Sebagaimana disebutkan dalam ketentuan Pasal 426 ayat (1) huruf d UU Pemilu menyebutkan “Penggantian calon terpilih anggota DPR, DPD, DPRD Provinsi, dan DPRD Kabupaten/Kota dilakukan apabila calon terpilih yang bersangkutan : terbukti melakukan tindak pidana Pemilu berupa politik uang, berdasarkan putusan pengadilan yang telah memperoleh kekuatan hukum tetap.”
Jika calon terpilih anggota DPR, DPD, DPRD provinsi dan DPRD kabupaten/kota telah ditetapkan dengan Keputusan KPU, maka Keputusan tersebut dinyatakan batal demi hukum. Selanjutnya yang ditetapkan sebagai calon terpilih adalah calon yang memperoleh suara terbanyak berikutnya.
Sebagaimana disebutkan dalam Pasal 426 ayat (3) UU Pemilu sebagai berikut, “Calon terpilih anggota DPR, DPRD Provinsi, dan DPRD Kabupaten/Kota sebagaimana dimaksud pada ayat (1) diganti oleh KPU, KPU Provinsi, dan KPU Kabupaten/ Kota. dengan calon dari daftar calon tetap Partai Politik Peserta Pemilu yang sama di daerah pemilihan tersebut berdasarkan perolehan suara calon terbanyak berikutnya.”
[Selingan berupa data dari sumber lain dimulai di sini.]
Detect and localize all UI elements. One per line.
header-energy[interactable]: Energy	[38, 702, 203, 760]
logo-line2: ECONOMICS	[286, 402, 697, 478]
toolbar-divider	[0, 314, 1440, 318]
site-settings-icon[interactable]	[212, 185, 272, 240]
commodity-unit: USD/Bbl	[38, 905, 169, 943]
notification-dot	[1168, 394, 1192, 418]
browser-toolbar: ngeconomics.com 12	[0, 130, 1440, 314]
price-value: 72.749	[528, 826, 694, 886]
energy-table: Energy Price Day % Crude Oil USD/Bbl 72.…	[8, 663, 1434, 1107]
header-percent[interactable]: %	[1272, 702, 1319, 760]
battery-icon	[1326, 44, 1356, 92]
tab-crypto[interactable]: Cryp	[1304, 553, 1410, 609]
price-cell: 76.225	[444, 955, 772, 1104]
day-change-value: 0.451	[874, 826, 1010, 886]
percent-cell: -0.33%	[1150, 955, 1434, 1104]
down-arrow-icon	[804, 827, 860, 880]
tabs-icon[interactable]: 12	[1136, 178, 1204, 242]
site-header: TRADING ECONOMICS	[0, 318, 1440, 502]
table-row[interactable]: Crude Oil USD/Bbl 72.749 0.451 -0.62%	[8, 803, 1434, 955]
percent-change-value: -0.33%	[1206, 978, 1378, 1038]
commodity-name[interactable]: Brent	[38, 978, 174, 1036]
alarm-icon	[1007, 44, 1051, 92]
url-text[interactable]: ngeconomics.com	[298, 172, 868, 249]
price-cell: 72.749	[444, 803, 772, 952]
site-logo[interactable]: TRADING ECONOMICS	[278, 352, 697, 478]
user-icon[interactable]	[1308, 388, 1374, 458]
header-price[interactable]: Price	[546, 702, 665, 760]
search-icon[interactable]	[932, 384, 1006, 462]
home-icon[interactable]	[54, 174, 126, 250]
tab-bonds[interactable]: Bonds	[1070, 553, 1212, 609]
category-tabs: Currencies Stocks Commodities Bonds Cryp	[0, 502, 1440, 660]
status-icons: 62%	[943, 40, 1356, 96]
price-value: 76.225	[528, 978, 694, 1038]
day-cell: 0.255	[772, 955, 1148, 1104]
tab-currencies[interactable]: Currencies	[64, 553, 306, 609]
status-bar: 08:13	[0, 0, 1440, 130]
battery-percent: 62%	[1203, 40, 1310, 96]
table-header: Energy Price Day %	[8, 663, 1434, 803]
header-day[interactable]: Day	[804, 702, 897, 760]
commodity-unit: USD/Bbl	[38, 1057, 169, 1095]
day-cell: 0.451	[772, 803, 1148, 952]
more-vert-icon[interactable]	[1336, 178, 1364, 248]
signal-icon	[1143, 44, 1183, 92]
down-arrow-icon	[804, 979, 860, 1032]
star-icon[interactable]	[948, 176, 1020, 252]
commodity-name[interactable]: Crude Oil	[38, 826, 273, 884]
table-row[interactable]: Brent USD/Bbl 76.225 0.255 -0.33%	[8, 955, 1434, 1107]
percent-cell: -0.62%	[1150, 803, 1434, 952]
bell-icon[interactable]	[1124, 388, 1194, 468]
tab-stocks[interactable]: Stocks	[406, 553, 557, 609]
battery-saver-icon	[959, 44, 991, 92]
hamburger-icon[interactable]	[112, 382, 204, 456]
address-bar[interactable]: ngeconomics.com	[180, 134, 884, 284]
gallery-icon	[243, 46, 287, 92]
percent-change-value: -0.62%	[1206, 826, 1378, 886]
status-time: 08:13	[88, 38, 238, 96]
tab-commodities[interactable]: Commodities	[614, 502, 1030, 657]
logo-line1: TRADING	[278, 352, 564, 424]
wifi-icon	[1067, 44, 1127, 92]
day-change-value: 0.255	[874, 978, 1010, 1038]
Jika dilihat sanksi pidana Pemilu yang dijatuhkan oleh Pengadilan adalah relatif ringan, apalagi selama ini Hakim hanya menjatuhkan pidana percobaan. Ternyata yang paling berat adalah sanksi administrasi berupa diskualifikasi calon tetap ataupun calon terpilih, atas konsekuensi terbuktinya praktek politik uang lewat putusan pengadilan yang berkekuatan hukum tetap.
Kiranya, diskualifikasi calon tetap ataupun calon terpilih adalah tepat, sebagai konsekuensi praktek politik uang. Apalagi di tengah ancaman dan bahaya politik uang yang senantiasa mengintai dan mengancam pelaksanaan Pemilu yang jujur dan adil. Tinggal selanjutnya adalah, memperkuat stakeholders Pemilu untuk melakukan pencegahan politik uang. Sekaligus melakukan penindakan, jika pencegahan tidak lagi efektif dan praktek politik uang terus terjadi. Ini untuk memberi efek jera kepada pelaku, sekaligus memberi tanda peringatan kepada yang lain, yang berniat mencoba melanggar.